Anılar 1915’ten günümüze köprülerin altından ne çok suların aktığını göstermektedir. Geçen asrın başında Kerkük, Erbil başta olmak üzere Irak’ın kuzeyindeki şehir ve kasaba ahalisinin neredeyse tamamını oluşturan Türk unsurunun maruz kaldığı etnik temizliğin kanıtı aynı yerlerin bu günkü nüfus yapısıdır.
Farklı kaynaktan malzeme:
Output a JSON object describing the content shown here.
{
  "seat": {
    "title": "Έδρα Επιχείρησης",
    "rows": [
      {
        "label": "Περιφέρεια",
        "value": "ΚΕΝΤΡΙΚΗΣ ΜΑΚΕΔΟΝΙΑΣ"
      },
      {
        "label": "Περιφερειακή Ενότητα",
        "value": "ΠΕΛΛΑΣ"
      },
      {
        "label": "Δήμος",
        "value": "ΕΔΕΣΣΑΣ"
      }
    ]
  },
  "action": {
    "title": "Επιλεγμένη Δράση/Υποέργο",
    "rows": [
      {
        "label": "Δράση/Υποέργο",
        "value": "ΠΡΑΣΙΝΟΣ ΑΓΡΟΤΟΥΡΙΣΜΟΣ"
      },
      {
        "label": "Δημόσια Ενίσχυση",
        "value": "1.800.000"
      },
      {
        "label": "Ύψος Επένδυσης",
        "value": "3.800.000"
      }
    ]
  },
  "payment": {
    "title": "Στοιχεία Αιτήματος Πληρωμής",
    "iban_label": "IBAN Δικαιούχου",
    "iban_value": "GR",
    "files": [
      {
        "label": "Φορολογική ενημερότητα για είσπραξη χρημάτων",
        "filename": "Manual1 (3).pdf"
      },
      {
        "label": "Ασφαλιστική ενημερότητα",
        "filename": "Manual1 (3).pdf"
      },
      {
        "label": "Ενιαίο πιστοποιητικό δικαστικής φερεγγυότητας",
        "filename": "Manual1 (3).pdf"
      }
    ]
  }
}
Bağrından Dede Korkut, Fuzuli gibi ulu ozanlar çıkaran Bayat Türkmenlerinin 1000 yıllık kadim yurdu günümüzde BOP kurgulu Kürdistan’ın başkentidir! Emperyal sistem, el koyduğu petrol coğrafyasını elde tutabilmek için bölgedeki kadim Türk varlığının yok edilmesini zorunlu görmektedir.
Kerkük, Erbil, Musul, Telafer, Altunköprü, Tuzhurmatı Türkmenlerinin 1000 yıllık yurtlarından sürülmeleri, ata mirası mülklerinin yağması, maruz kaldıkları etnik temizlik cümle âlemin gözü önünde gerçekleştirilmektedir. Türkiye’nin demografik savunma kalkanı da olan komşu ülkelerdeki Türk varlığı yok edilirken BOP eş başkanlığı narkozuyla uyutulanları tarih kuşkusuz ki affetmeyecektir!
İyi komşuluk, iç işlerine karışmamaya dayalı geleneksel politikanın terk edilmesinin dış Türkler açısından nasıl bir felakete dönüştüğüne hep birlikte tanık oluyoruz. BOP tetikçiliğine soyunmanın, epeydir unuttuğumuz devlet dilinin yerini alan külhanbeyi efelenmesinin faturasının soydaşlara nasıl ödetildiğini acıyla seyrediyoruz.
Geleceğin siyasi tarihçileri yaşanan süreci; çıraklık, kalfalık dönemlerinde yerel yönetimlere, ustalık dönemlerinde devlete musallat olan hastalıklı zihniyetin başımıza sardığı stratejik cinnet olarak değerlendireceklerdir. Şam’da Cuma Namazı hülyalarıyla güpegündüz gördürülen rüyaların sonunda ülke sınırları dışındaki Türk varlığının Ortadoğu kumarında nasıl kaybedildiğinin ibretlik örneği olarak yüksek lisans ve doktora öğrencilerine tez konusu olarak vereceklerdir!
Hasılı kelam BOP kumarında yitirilen Kerkük’ten, Altunköprü’den Türkiye’nin hissesine düşen insanın burun direğini sızlatan hoyratlardır. Halep’ten, Bayırbucak’tan, Colap’tan geriye kalan ise semaya salınan Barak feryatları, Türkmen avazlarıdır!